Sonntag, 31. März 2013

sonntags lesenswert 6

Ich war in meinem Bücherkeller... wollte nur ein paar Bücher suchen für LiLi, damit sie was zu lesen hat in den nächsten vier Wochen, in denen wir einen Plan haben. Und dann saß ich eine Stunde im Keller zwischen meinen Büchern. Herrlich. Wie sehr ich sie doch vermisse. Sollte ich vielleicht doch die eine Wand einfach mit Bücherregalen vollstellen? Vielleicht ein Plan den ich umsetzen sollte.

Eines der Bücher, die mir dabei in die Hand gefallen sind, ist "Verbrechen" von Ferdinand von Schirach, empfohlen von einem guten Freund und einfach ganz groß.

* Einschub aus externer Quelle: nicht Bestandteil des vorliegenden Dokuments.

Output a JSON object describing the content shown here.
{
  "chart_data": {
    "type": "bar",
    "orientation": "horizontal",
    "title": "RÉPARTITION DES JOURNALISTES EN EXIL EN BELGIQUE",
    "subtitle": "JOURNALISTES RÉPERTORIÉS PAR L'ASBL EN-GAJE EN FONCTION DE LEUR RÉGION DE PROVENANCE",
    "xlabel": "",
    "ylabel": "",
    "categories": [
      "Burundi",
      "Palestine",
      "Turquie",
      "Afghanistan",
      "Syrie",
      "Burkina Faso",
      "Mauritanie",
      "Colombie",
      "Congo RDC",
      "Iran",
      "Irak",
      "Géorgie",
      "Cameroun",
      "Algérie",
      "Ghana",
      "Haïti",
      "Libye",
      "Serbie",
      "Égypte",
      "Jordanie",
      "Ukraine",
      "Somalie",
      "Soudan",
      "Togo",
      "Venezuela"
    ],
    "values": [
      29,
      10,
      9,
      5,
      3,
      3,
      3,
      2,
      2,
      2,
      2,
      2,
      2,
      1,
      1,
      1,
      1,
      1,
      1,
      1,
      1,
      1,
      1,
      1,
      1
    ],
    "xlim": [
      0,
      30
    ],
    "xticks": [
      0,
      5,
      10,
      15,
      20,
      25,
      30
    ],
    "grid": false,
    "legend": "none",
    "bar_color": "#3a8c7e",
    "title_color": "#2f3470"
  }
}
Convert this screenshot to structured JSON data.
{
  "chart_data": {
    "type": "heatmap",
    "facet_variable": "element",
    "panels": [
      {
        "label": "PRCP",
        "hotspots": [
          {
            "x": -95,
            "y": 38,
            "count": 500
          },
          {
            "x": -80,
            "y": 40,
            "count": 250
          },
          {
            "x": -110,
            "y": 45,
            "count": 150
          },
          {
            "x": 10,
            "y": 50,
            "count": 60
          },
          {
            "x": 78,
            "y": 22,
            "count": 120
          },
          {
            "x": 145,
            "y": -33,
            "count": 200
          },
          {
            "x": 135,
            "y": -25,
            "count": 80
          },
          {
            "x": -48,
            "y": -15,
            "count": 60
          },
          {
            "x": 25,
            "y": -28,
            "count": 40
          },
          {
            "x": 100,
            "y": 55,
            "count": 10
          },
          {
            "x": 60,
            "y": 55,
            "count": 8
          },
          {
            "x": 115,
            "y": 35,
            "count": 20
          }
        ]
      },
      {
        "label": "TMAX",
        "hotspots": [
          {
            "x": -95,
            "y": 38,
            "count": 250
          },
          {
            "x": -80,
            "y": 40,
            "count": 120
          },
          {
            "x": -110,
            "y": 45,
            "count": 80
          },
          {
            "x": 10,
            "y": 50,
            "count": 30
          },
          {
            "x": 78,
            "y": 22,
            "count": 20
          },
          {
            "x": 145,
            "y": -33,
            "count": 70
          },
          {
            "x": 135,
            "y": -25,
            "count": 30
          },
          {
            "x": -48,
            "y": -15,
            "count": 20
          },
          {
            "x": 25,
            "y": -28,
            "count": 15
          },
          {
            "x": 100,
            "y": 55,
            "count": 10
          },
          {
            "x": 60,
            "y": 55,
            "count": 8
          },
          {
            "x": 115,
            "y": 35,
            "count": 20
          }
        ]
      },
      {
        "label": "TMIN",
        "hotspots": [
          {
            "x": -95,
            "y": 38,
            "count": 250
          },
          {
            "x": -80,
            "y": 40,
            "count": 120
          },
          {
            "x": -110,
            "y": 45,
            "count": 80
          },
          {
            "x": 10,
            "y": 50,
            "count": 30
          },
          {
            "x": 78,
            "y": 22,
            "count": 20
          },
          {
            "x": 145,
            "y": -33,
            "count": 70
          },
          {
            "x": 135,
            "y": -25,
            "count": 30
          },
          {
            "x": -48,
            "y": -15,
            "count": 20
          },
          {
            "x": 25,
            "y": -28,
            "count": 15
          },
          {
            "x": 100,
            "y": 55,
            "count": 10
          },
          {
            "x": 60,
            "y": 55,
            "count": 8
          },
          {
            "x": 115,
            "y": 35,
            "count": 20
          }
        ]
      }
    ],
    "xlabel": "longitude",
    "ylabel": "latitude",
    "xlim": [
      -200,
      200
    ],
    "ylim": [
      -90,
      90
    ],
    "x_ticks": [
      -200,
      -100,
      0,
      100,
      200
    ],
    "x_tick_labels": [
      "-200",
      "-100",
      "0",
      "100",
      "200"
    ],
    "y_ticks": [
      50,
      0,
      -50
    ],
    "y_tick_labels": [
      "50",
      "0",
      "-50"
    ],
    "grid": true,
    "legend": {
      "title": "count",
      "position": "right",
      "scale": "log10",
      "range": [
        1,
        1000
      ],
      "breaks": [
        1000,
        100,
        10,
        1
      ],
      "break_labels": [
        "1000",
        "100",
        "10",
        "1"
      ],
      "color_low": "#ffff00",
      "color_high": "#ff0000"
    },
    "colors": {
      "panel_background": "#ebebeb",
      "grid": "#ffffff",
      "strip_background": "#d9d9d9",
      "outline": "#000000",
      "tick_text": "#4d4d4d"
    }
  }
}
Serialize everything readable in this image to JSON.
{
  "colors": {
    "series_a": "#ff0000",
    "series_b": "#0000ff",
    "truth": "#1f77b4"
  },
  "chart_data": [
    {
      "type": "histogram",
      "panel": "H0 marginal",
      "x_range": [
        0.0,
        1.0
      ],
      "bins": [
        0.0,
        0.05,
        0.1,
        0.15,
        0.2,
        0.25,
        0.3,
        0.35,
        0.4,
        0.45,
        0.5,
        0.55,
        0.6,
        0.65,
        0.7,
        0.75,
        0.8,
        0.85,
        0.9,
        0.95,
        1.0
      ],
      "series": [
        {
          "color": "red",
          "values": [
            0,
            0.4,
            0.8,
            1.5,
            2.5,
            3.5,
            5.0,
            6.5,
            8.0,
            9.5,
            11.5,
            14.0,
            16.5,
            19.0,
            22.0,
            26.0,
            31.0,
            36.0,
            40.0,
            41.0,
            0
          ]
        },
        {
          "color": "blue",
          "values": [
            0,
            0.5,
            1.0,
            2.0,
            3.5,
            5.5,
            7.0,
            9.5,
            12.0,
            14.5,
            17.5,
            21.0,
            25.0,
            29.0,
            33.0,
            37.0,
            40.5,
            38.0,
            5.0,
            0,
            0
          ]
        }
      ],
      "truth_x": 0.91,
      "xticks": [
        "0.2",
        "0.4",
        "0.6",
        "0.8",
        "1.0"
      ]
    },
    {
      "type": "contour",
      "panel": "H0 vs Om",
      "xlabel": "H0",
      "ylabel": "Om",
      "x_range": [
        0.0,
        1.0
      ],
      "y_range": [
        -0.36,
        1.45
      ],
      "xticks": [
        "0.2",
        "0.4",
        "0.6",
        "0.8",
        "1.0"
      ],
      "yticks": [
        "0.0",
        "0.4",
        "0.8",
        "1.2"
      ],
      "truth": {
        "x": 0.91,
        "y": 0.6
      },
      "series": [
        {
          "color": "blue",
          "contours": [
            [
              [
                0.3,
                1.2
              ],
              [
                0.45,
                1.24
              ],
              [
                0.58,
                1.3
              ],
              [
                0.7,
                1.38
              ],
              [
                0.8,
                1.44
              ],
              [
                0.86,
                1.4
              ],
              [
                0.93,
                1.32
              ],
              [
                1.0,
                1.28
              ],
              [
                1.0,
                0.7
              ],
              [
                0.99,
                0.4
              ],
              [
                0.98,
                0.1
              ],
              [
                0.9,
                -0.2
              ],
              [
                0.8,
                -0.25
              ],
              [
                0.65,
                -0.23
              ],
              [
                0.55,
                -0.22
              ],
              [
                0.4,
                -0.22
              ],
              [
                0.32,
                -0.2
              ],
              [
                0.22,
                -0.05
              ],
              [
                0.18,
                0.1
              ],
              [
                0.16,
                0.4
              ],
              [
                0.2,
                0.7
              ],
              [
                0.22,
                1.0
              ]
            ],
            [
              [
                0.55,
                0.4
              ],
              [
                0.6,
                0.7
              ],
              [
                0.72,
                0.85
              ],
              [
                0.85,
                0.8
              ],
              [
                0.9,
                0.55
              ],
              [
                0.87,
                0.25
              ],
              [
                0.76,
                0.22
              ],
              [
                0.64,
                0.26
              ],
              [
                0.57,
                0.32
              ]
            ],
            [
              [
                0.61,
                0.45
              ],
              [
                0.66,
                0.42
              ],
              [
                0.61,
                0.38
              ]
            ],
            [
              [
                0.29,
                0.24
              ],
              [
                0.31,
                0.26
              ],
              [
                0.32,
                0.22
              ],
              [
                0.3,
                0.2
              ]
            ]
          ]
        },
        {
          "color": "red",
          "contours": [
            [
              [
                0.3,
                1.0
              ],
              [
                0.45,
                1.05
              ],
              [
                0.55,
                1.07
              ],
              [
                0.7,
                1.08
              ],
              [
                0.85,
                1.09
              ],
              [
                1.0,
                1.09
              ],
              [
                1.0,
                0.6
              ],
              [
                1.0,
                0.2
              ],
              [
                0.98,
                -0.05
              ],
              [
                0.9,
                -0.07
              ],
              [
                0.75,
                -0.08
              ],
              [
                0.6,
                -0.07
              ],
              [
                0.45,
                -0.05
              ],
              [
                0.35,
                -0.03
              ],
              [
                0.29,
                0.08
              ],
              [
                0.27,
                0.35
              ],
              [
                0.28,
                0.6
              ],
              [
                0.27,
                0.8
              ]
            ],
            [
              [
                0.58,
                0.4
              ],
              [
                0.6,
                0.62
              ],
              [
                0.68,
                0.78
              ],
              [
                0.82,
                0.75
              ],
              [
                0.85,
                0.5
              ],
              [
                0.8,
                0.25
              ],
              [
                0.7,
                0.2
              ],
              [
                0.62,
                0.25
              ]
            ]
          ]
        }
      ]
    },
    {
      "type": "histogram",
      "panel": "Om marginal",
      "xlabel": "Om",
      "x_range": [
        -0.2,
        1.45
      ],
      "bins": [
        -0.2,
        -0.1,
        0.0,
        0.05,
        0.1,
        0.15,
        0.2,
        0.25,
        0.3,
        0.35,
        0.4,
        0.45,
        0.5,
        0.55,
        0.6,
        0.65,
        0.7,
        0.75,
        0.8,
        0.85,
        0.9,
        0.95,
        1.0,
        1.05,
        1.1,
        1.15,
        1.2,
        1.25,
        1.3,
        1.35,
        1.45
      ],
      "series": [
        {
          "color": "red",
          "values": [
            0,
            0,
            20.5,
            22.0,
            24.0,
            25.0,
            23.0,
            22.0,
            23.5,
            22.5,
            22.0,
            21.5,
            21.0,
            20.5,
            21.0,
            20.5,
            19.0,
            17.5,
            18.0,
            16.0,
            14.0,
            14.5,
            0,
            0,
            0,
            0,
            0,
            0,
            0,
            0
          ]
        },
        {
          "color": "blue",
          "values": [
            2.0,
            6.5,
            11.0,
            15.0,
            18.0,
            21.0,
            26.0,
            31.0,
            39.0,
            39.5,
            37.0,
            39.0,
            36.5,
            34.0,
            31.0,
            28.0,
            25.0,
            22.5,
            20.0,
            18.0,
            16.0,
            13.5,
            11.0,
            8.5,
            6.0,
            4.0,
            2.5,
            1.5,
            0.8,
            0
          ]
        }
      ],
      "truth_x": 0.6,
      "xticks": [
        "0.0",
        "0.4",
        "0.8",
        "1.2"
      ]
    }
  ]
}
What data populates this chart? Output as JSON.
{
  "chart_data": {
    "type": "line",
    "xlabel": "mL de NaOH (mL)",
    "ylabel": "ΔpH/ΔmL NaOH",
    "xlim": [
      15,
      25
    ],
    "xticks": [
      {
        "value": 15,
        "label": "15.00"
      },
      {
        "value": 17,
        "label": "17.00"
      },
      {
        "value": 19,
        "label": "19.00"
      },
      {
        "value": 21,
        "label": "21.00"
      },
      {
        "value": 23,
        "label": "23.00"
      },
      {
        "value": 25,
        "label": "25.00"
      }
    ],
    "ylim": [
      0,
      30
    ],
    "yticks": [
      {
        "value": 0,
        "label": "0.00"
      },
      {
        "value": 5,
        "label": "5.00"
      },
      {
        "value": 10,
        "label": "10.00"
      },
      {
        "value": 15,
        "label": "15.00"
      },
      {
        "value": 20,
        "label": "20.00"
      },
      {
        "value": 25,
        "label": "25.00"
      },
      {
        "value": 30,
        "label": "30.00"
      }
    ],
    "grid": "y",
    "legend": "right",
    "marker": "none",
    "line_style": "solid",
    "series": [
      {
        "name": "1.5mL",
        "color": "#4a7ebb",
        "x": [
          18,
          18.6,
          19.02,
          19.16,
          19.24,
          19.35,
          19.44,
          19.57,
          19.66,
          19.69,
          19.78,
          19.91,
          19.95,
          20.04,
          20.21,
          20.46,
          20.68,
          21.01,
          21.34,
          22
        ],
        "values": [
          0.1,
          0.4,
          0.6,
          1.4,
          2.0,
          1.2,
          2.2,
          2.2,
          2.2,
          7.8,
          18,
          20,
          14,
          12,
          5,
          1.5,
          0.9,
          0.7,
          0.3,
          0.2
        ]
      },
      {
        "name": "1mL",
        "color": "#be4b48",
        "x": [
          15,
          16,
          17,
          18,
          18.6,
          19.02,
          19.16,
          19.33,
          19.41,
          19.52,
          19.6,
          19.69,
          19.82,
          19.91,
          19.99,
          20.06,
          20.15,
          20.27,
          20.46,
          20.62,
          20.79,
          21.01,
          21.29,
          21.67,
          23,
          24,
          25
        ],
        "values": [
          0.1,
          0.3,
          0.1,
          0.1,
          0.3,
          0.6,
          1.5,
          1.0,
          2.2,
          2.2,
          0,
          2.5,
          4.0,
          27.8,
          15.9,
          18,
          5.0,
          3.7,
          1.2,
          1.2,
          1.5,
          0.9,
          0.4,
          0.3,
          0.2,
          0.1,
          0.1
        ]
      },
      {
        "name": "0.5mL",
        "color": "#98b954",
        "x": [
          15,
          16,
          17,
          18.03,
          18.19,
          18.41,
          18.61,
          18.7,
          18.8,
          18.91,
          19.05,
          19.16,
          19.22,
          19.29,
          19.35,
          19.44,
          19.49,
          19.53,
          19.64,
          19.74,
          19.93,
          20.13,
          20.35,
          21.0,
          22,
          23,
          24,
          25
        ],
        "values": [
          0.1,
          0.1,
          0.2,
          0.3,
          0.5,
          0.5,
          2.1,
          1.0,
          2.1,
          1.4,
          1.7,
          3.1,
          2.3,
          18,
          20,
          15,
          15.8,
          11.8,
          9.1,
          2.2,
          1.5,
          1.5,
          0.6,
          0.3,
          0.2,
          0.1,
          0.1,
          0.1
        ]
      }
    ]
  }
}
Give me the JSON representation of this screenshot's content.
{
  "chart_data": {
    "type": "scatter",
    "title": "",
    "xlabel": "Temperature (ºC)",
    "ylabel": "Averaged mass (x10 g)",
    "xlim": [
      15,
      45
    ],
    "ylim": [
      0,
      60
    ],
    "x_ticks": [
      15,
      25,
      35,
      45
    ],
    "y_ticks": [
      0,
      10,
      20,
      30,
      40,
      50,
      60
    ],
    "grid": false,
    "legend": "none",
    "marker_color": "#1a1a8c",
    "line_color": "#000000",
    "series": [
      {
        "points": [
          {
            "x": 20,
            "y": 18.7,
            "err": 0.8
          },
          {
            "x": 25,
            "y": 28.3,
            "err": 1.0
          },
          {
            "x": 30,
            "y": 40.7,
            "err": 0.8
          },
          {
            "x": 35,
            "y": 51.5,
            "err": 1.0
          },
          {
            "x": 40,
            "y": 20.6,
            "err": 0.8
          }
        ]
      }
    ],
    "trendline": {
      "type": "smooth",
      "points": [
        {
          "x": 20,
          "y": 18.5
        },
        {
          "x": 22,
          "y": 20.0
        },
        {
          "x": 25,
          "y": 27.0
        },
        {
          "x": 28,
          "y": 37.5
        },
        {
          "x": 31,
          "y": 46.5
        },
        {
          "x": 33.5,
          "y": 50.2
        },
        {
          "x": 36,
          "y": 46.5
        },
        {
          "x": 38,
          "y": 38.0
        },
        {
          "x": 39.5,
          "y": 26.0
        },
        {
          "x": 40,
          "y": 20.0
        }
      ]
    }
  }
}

Im ersten Moment, meint man, man hat ein Buch mit Krimikurzgeschichten in der Hand, schließlich ist der Autor Berliner Starfverteidiger und tatsächlich geht es auch in allen Geschichten um Verbrechen.

Aber viel mehr, ist es eine Sozialstudie, ein Beschauen, warum Menschen Dinge tun, was sie dazu führt. Was sie dazu führt zu vertuschen und zu verschleiern, zu Morden, zu stehlen. Die Abgründe des Menschen, die oft, so nah an der Oberfläche sind.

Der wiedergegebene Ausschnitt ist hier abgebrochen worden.